Tit for tat. The Ulyanov-Osipanov group was formed in response to the breaking up of a meeting in memory of Dobrolyubov. (You can, if you like, go back to Dobrolyubov himself. He too breathed this poisonous hatred into the air about him.)
There was no lull in the expression of hatred with weapons for half a century afterward. And hapless Russian liberalism, caught between two fires, raced frantically from one to another, prostrating itself, dropping its spectacles, raising its head again, throwing up its hands, urging moderation, and generally maki
ng itself a laughingstock. Let us note, however, that liberalism was not an honest broker, it was not impartial, it did not react in the same way to shots and menaces from each of the two sides. It was not in fact really liberal. Educated Russian society, which had long ago ceased to forgive the regime for anything, joyfully applauded left-wing terrorists and demanded an amnesty for all of them without exception. Through the 1890s and the early decades of this century the rhetoric directed at the government by liberals grew more and more wrathful, but it was thought impermissible to reason with the revolutionary young, when they knocked their lecturers down and prohibited academic activity.

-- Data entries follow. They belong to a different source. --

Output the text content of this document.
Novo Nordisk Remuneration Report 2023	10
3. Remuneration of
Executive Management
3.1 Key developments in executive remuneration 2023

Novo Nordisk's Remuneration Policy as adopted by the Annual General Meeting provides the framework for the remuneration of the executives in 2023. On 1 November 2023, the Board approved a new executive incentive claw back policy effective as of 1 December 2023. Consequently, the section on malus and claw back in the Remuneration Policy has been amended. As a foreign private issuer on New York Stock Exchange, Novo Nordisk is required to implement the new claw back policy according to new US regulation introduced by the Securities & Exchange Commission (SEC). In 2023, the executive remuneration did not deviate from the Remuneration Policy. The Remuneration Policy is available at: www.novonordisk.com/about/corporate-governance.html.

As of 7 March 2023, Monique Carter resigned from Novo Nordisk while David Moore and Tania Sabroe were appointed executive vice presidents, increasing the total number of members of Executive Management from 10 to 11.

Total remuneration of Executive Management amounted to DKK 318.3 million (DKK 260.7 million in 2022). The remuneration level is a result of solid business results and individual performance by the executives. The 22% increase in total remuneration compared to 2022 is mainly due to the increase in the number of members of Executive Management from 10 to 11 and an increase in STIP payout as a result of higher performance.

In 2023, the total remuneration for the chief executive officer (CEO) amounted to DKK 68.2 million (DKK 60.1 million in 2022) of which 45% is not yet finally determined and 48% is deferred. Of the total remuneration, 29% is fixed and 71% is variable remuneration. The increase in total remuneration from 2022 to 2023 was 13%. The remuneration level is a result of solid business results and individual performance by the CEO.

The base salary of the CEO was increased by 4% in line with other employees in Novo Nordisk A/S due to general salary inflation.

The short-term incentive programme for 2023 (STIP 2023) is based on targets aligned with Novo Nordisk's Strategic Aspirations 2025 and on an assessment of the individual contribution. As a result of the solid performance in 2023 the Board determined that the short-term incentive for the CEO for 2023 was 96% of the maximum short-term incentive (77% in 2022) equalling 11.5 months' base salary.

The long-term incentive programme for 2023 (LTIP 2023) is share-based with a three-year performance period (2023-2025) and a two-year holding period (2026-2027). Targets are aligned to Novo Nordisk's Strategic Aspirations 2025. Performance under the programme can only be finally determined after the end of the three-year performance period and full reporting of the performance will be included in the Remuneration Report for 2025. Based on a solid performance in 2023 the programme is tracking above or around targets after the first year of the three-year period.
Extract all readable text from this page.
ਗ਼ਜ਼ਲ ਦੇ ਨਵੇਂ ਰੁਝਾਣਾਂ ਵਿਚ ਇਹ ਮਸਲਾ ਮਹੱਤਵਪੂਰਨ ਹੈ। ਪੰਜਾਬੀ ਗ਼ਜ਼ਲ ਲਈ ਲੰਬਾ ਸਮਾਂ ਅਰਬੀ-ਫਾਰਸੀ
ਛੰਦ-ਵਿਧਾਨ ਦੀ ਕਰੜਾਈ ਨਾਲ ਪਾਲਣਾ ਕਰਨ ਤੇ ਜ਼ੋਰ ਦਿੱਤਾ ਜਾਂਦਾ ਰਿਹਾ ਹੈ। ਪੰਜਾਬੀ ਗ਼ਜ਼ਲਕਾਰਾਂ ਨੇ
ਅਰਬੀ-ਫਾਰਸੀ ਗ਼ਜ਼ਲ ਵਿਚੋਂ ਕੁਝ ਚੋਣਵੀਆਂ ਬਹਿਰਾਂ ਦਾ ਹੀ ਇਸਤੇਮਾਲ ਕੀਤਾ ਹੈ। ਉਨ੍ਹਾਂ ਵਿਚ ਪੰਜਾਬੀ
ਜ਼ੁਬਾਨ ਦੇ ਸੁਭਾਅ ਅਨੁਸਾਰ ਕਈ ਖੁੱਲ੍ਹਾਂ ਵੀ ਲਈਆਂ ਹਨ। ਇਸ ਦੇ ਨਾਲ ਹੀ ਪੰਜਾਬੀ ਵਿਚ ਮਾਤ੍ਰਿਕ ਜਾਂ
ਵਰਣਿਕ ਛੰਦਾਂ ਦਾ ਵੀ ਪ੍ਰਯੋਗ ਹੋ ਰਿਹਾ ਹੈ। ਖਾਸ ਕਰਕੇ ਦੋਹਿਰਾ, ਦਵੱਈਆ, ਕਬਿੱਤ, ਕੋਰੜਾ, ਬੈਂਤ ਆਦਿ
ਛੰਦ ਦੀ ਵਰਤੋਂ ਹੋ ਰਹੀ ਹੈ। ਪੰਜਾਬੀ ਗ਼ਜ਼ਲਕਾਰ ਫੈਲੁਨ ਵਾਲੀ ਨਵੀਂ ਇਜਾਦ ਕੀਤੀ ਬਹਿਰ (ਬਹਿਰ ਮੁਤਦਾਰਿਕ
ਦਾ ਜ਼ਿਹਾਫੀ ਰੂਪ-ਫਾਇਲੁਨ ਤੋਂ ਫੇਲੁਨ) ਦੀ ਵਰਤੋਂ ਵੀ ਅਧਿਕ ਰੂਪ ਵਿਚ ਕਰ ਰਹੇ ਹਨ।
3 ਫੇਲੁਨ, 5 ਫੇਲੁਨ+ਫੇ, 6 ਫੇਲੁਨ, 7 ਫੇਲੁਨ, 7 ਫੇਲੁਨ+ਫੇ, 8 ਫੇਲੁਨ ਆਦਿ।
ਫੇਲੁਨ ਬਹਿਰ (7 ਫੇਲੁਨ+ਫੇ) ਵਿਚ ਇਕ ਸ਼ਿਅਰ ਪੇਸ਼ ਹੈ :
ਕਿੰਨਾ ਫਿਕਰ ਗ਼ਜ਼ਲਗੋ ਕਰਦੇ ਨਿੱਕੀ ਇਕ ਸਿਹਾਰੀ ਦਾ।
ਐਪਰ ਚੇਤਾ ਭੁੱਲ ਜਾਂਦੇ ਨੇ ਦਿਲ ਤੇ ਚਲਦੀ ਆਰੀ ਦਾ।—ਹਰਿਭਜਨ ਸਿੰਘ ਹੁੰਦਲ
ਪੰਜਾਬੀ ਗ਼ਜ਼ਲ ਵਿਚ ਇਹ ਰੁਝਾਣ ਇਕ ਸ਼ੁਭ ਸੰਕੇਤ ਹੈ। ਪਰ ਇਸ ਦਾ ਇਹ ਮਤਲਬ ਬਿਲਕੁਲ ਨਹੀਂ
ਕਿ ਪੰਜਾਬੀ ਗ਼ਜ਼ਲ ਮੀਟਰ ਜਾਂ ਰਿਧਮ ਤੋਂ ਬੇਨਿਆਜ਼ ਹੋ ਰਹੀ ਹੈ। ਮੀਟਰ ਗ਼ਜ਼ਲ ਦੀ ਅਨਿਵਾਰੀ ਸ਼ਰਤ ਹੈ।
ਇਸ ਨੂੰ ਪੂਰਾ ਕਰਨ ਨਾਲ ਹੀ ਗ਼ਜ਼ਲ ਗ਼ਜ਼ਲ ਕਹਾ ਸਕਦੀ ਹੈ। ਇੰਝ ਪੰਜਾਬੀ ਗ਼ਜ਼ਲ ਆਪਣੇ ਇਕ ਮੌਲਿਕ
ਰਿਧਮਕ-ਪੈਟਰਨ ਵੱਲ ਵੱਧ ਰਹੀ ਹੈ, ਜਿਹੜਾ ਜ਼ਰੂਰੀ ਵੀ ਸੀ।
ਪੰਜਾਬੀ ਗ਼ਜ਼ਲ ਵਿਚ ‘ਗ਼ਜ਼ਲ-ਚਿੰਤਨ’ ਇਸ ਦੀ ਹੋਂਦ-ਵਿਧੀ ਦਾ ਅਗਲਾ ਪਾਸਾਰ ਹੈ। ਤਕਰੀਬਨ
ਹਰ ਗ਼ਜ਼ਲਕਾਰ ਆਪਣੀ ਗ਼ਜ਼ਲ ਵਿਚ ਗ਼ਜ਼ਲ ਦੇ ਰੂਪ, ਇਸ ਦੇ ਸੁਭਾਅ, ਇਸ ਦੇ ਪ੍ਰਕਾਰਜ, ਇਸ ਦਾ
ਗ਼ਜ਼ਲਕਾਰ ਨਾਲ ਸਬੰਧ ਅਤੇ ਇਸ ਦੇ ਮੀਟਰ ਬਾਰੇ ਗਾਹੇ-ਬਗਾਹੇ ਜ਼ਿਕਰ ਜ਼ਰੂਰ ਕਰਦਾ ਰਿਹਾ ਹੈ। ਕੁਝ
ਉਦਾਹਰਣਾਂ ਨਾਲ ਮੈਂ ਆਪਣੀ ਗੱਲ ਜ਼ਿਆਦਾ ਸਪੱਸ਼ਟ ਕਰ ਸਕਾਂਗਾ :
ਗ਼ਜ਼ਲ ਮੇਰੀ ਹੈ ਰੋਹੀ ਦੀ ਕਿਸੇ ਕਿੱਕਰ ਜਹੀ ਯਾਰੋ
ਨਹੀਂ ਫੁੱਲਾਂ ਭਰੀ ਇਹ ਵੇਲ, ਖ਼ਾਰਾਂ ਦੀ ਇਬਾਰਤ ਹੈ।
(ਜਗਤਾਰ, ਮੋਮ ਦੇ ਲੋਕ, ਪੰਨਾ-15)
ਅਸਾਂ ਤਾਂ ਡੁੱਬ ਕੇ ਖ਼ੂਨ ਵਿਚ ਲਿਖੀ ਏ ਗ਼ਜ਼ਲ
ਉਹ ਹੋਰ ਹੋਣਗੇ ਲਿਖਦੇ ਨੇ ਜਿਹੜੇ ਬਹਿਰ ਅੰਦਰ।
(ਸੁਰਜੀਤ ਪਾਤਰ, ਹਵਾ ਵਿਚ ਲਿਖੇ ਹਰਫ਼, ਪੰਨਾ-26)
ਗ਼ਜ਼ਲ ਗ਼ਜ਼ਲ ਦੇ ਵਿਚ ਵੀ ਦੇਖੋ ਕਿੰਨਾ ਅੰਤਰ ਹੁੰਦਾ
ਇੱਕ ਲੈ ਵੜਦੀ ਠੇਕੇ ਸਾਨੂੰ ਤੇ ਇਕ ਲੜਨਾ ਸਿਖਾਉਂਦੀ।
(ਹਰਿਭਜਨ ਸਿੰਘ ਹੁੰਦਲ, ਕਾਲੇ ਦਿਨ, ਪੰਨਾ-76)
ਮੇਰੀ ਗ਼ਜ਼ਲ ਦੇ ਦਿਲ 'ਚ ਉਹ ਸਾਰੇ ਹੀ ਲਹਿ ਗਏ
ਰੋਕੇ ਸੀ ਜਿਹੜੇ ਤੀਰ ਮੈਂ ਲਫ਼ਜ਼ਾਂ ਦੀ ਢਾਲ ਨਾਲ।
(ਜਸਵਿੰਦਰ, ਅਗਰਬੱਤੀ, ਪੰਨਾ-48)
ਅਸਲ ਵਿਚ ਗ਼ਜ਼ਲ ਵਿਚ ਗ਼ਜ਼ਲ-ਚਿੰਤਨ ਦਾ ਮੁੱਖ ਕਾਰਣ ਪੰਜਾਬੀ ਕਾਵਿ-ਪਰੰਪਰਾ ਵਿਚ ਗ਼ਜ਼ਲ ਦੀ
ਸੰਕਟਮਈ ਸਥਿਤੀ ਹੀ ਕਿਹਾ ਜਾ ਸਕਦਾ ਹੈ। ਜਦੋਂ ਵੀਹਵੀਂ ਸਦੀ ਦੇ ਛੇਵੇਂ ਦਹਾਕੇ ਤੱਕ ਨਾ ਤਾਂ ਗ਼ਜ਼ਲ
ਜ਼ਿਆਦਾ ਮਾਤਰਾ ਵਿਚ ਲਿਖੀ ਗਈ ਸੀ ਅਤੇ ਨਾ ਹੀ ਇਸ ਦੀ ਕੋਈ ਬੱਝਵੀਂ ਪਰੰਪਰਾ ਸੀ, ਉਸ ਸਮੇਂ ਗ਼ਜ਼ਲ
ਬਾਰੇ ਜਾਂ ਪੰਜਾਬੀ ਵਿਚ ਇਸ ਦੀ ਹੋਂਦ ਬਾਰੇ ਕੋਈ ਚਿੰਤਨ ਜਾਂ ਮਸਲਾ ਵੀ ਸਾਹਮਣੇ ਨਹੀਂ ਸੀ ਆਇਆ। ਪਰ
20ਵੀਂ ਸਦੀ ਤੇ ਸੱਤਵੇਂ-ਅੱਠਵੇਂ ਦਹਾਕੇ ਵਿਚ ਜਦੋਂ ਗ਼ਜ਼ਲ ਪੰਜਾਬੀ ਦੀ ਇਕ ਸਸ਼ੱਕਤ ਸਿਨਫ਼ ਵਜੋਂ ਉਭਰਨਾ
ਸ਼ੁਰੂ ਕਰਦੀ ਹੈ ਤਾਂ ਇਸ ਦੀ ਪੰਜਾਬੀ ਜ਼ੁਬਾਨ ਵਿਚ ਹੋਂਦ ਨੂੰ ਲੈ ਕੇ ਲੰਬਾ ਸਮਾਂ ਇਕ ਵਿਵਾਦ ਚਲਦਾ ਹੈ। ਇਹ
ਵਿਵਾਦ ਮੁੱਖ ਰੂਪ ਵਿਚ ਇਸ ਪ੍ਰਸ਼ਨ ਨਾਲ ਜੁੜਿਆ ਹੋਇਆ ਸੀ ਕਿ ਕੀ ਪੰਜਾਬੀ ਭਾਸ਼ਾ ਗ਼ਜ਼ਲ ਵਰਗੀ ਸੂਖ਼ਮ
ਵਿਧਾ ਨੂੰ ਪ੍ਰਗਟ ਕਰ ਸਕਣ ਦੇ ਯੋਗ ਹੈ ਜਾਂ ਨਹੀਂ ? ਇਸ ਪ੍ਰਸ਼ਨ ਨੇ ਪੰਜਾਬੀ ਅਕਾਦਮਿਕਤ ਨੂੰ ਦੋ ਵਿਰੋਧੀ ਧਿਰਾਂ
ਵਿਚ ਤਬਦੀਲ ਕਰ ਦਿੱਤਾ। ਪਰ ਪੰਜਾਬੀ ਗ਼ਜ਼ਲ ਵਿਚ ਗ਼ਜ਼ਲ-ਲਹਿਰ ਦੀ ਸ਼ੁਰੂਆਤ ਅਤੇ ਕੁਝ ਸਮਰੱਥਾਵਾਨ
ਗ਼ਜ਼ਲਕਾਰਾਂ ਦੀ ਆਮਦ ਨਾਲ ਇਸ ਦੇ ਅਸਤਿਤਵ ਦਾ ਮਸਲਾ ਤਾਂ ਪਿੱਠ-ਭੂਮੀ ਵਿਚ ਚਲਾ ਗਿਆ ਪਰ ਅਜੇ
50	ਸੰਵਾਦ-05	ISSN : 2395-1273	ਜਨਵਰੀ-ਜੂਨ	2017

Just as the Coriolis effect is constant over the whole of this earth’s surface, and the flow of rivers is deflected in such a way that it is always the right bank that is eroded and crumbles, while the floodwater goes leftward, so do all the forms of democratic liberalism on earth strike always to the right and caress the left. Their sympathies always with the left, their feet are capable of shuffling only leftward, their heads bob busily as they listen to leftist arguments—but they feel disgraced if they take a step to or listen to a word from the right.
Kadet liberalism (and liberalism the world over), if both of its eyes and both of its ears had developed evenly, if it had been capable of following a firm line of its own, would have escaped its inglorious defeat and its wretched fate (and might not have been labeled “rotten liberalism” by the left).